Ils ont quitté le pays, mais ne l’ont jamais oublié. Pourtant, ces milliers de Camerounais de l’étranger qui rêvent de contribuer au développement national se heurtent à un mur d’absurdités administratives. Récit d’un gâchis économique et d’un appel à la raison.
Le lien qui unit la diaspora camerounaise à sa patrie ne s’est jamais rompu. Bien au contraire. Dans les salons de Paris, les bureaux de New York ou les universités de Londres, nombreux sont ceux qui nourrissent encore l’ambition de rentrer au bercail pour investir, transmettre leur savoir-faire et participer à l’édification nationale. Pourtant, ce désir se heurte à une réalité brutale.
Après des années d’épargne et de préparation, les projets avortent. Les investisseurs potentiels, souvent issus de la deuxième ou troisième génération, déchantent face à des procédures interminables, une insécurité juridique persistante et, parfois, des pratiques d’escroquerie qui transforment l’enthousiasme en amertume. Dans les coulisses de l’économie, combien de dossiers dorment-ils dans des tiroirs ? Combien de capitaux ont-ils renoncé à traverser l’Atlantique ?
Chaque projet qui échoue n’est pas une simple déception personnelle. C’est une usine qui ne verra pas le jour, des emplois qui ne seront pas créés et une richesse qui ne sera pas générée pour les populations locales. Le coût est immense, et il est silencieux.
La diaspora ne réclame ni passe-droits ni privilèges. Elle exige simplement un cadre transparent : des règles claires, une administration efficace et la garantie de la protection des investissements. Le Cameroun ne peut plus se permettre de tourner le dos à cette ressource stratégique.
Le chaînon manquant du développement
Au-delà des larmes et des frustrations, c’est la vision même du développement qui est en jeu. Faire revenir la diaspora, ce n’est pas seulement accueillir des individus ; c’est attirer des compétences pointues, des technologies de pointe et des capitaux frais. C’est injecter du sang neuf dans le tissu économique. Mais pour cela, il faut une confiance réciproque. Une confiance qui ne se décrète pas, mais qui se construit par la bonne gouvernance et le respect des entrepreneurs.
Pourtant, dans l’espace public, le débat économique semble parfois passé au second plan. On célèbre plus facilement les querelles politiques que les réussites entrepreneuriales. On décourage les investisseurs en les percevant comme des adversaires, alors qu’ils devraient être les partenaires stratégiques d’un État en quête de recettes fiscales pour financer les écoles et les hôpitaux.

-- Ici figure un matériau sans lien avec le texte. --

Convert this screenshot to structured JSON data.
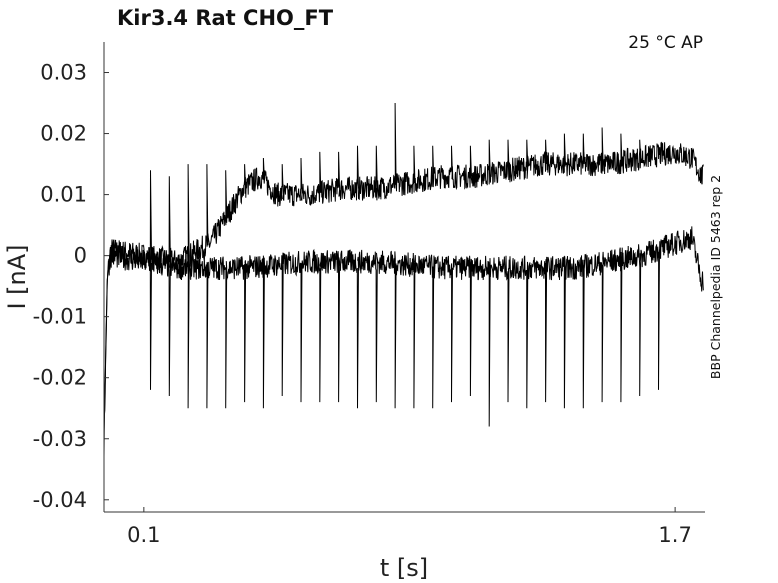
{
  "chart_data": {
    "type": "line",
    "title": "Kir3.4  Rat  CHO_FT",
    "annotation": "25 °C  AP",
    "side_label": "BBP Channelpedia ID 5463 rep 2",
    "xlabel": "t [s]",
    "ylabel": "I [nA]",
    "xlim": [
      -0.02,
      1.79
    ],
    "ylim": [
      -0.042,
      0.035
    ],
    "x_ticks": [
      {
        "value": 0.1,
        "label": "0.1"
      },
      {
        "value": 1.7,
        "label": "1.7"
      }
    ],
    "y_ticks": [
      {
        "value": 0.03,
        "label": "0.03"
      },
      {
        "value": 0.02,
        "label": "0.02"
      },
      {
        "value": 0.01,
        "label": "0.01"
      },
      {
        "value": 0,
        "label": "0"
      },
      {
        "value": -0.01,
        "label": "-0.01"
      },
      {
        "value": -0.02,
        "label": "-0.02"
      },
      {
        "value": -0.03,
        "label": "-0.03"
      },
      {
        "value": -0.04,
        "label": "-0.04"
      }
    ],
    "grid": false,
    "line_color": "#000000",
    "series": [
      {
        "points": [
          [
            -0.02,
            -0.031
          ],
          [
            -0.01,
            -0.004
          ],
          [
            0.0,
            0.001
          ],
          [
            0.1,
            0.0
          ],
          [
            0.2,
            -0.001
          ],
          [
            0.3,
            0.002
          ],
          [
            0.4,
            0.011
          ],
          [
            0.45,
            0.013
          ],
          [
            0.5,
            0.01
          ],
          [
            0.6,
            0.01
          ],
          [
            0.7,
            0.011
          ],
          [
            0.8,
            0.011
          ],
          [
            0.9,
            0.012
          ],
          [
            1.0,
            0.013
          ],
          [
            1.1,
            0.013
          ],
          [
            1.2,
            0.014
          ],
          [
            1.3,
            0.015
          ],
          [
            1.4,
            0.015
          ],
          [
            1.5,
            0.015
          ],
          [
            1.6,
            0.016
          ],
          [
            1.7,
            0.017
          ],
          [
            1.75,
            0.016
          ],
          [
            1.78,
            0.013
          ]
        ]
      },
      {
        "points": [
          [
            -0.02,
            -0.028
          ],
          [
            -0.01,
            -0.003
          ],
          [
            0.0,
            0.0
          ],
          [
            0.2,
            -0.002
          ],
          [
            0.4,
            -0.002
          ],
          [
            0.6,
            -0.001
          ],
          [
            0.8,
            -0.001
          ],
          [
            1.0,
            -0.002
          ],
          [
            1.2,
            -0.002
          ],
          [
            1.4,
            -0.002
          ],
          [
            1.6,
            0.0
          ],
          [
            1.7,
            0.002
          ],
          [
            1.75,
            0.003
          ],
          [
            1.78,
            -0.004
          ]
        ]
      }
    ],
    "spikes": {
      "min_values": [
        -0.022,
        -0.023,
        -0.025,
        -0.025,
        -0.025,
        -0.024,
        -0.025,
        -0.023,
        -0.024,
        -0.024,
        -0.024,
        -0.025,
        -0.024,
        -0.025,
        -0.025,
        -0.025,
        -0.024,
        -0.023,
        -0.028,
        -0.024,
        -0.025,
        -0.024,
        -0.025,
        -0.025,
        -0.024,
        -0.024,
        -0.023,
        -0.022
      ],
      "max_values": [
        0.014,
        0.013,
        0.015,
        0.015,
        0.014,
        0.015,
        0.016,
        0.015,
        0.016,
        0.017,
        0.017,
        0.018,
        0.018,
        0.025,
        0.018,
        0.018,
        0.018,
        0.018,
        0.019,
        0.019,
        0.019,
        0.019,
        0.02,
        0.02,
        0.021,
        0.02,
        0.019,
        0.018
      ],
      "x_start": 0.12,
      "x_end": 1.65
    }
  }
}
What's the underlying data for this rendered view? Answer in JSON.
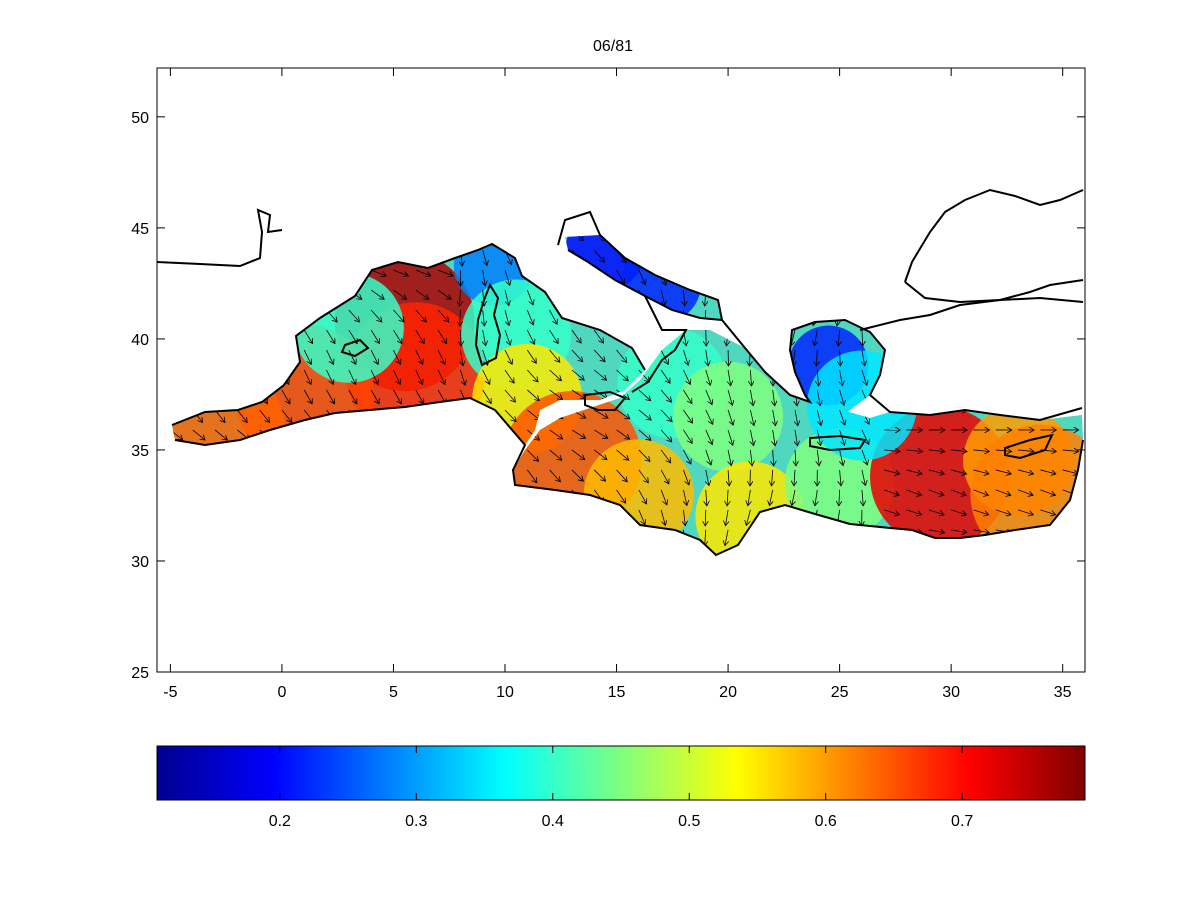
{
  "figure": {
    "title": "06/81"
  },
  "chart_data": {
    "type": "heatmap",
    "title": "06/81",
    "xlabel": "",
    "ylabel": "",
    "xlim": [
      -5.6,
      36
    ],
    "ylim": [
      25,
      52.2
    ],
    "x_ticks": [
      -5,
      0,
      5,
      10,
      15,
      20,
      25,
      30,
      35
    ],
    "y_ticks": [
      25,
      30,
      35,
      40,
      45,
      50
    ],
    "grid": false,
    "colormap": "jet",
    "colorbar": {
      "orientation": "horizontal",
      "placement": "bottom",
      "range": [
        0.11,
        0.79
      ],
      "ticks": [
        0.2,
        0.3,
        0.4,
        0.5,
        0.6,
        0.7
      ]
    },
    "field_hotspots": [
      {
        "lon": 5.5,
        "lat": 40.8,
        "value": 0.76
      },
      {
        "lon": 6.0,
        "lat": 38.5,
        "value": 0.68
      },
      {
        "lon": 1.0,
        "lat": 37.5,
        "value": 0.66
      },
      {
        "lon": -3.0,
        "lat": 35.9,
        "value": 0.64
      },
      {
        "lon": 3.0,
        "lat": 40.5,
        "value": 0.4
      },
      {
        "lon": 9.5,
        "lat": 43.3,
        "value": 0.28
      },
      {
        "lon": 10.5,
        "lat": 40.2,
        "value": 0.4
      },
      {
        "lon": 11.0,
        "lat": 37.3,
        "value": 0.55
      },
      {
        "lon": 13.0,
        "lat": 34.5,
        "value": 0.65
      },
      {
        "lon": 16.0,
        "lat": 33.0,
        "value": 0.58
      },
      {
        "lon": 17.5,
        "lat": 38.0,
        "value": 0.4
      },
      {
        "lon": 20.0,
        "lat": 36.5,
        "value": 0.45
      },
      {
        "lon": 21.0,
        "lat": 32.0,
        "value": 0.55
      },
      {
        "lon": 25.0,
        "lat": 33.5,
        "value": 0.45
      },
      {
        "lon": 29.5,
        "lat": 33.8,
        "value": 0.72
      },
      {
        "lon": 33.0,
        "lat": 34.5,
        "value": 0.6
      },
      {
        "lon": 34.0,
        "lat": 33.0,
        "value": 0.62
      },
      {
        "lon": 14.5,
        "lat": 44.0,
        "value": 0.2
      },
      {
        "lon": 17.0,
        "lat": 42.5,
        "value": 0.22
      },
      {
        "lon": 24.5,
        "lat": 38.8,
        "value": 0.22
      },
      {
        "lon": 26.0,
        "lat": 37.0,
        "value": 0.35
      }
    ],
    "vector_field": "mean direction southward/south-eastward over most of the basin"
  }
}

Le patriotisme de l’action
Le véritable patriotisme, à l’ère de la mondialisation, ne consiste pas uniquement à aimer son drapeau. Il consiste à créer de la valeur, à innover et à offrir des solutions à son peuple. L’entreprise est le moteur de cette transformation. Là où les entreprises prospèrent, les familles vivent mieux, les jeunes trouvent des opportunités et l’État perçoit les revenus nécessaires à l’investissement public.
Il est urgent de changer de logiciel. Faciliter la création d’entreprises, sécuriser les investissements et simplifier les procédures administratives doivent devenir des priorités nationales. Un pays qui néglige ses entrepreneurs retarde inévitablement son propre développement.

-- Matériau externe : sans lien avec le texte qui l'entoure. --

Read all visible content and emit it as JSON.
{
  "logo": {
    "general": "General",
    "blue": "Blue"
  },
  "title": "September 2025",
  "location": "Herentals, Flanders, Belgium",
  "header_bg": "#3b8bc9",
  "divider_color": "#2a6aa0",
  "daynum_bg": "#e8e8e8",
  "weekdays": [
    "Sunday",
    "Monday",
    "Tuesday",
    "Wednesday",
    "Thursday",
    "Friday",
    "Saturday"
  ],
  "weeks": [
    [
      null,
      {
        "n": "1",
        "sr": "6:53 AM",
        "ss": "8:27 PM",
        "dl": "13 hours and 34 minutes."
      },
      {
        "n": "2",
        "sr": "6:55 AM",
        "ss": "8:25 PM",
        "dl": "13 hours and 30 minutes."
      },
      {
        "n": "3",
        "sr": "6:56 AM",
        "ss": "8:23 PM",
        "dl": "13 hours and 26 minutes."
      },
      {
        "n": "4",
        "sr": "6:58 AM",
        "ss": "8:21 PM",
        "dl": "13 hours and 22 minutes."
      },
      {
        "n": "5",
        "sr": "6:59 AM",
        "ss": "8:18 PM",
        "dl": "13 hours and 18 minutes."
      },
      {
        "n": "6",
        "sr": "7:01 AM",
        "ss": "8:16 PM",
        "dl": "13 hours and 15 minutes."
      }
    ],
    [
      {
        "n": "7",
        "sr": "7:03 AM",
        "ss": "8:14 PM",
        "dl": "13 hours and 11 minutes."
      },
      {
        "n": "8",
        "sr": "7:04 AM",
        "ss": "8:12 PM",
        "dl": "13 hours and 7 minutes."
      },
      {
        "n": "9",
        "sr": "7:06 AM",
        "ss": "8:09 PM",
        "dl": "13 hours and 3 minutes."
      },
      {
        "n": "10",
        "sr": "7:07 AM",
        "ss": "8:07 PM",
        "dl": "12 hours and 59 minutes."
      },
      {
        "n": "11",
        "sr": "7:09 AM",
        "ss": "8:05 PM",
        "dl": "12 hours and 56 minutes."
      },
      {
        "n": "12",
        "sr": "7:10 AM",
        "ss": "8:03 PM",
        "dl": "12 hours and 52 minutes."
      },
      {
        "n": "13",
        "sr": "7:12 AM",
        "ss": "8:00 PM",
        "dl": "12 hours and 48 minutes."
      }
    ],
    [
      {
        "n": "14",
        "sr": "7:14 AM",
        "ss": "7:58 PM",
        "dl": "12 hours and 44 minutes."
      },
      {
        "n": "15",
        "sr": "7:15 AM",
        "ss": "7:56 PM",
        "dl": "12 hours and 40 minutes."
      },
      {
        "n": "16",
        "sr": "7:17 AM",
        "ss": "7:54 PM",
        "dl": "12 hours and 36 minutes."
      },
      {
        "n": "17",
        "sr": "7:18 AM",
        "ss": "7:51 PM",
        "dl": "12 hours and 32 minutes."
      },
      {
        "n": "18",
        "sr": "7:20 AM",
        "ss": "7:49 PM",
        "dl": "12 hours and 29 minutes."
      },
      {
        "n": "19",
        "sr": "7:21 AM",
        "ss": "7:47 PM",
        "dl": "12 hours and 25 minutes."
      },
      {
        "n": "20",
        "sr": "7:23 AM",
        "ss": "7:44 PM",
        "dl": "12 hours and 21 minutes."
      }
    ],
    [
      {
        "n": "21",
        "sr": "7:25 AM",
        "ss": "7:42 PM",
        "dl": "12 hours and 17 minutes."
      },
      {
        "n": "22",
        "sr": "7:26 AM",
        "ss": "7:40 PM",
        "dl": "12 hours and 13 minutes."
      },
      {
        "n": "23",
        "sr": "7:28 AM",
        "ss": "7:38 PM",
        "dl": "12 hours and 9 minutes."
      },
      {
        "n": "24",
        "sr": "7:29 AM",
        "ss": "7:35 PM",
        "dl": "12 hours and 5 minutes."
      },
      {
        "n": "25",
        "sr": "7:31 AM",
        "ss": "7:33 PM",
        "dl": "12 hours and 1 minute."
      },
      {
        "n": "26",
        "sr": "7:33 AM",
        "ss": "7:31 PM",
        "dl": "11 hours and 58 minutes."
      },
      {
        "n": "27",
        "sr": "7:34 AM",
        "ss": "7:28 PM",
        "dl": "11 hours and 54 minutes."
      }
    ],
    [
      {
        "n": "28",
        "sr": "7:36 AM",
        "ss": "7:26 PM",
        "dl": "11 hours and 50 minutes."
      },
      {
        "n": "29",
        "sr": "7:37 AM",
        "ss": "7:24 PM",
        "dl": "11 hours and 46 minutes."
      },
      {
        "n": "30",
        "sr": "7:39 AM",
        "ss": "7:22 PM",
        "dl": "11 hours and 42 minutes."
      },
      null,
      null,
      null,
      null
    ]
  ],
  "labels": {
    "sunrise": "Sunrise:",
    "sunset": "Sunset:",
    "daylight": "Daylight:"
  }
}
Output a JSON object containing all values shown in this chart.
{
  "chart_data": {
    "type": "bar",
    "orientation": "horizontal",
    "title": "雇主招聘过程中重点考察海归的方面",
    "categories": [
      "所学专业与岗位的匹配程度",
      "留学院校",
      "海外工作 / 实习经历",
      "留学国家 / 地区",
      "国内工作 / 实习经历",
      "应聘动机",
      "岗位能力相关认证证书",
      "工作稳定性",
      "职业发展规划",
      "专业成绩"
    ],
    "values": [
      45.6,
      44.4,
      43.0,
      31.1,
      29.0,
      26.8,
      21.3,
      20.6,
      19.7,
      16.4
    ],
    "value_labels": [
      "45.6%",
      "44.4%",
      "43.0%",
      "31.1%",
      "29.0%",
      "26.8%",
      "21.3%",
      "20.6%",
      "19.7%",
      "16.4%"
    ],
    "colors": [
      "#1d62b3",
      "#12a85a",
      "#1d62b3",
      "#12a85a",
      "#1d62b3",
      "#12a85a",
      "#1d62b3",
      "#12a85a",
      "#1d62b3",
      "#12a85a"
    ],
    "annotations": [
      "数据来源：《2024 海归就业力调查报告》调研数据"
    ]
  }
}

Le défi n’est donc pas de convaincre la diaspora d’aimer le Cameroun, car elle l’aime déjà. Le véritable défi est de lui donner des raisons tangibles d’y investir en toute confiance. Ouvrons enfin les portes à nos compatriotes. Ils ne demandent qu’une chose : contribuer à bâtir un Cameroun plus prospère, plus moderne et plus fort. Le développement n’est pas un slogan, c’est un travail quotidien qui passe par le dynamisme de son secteur privé.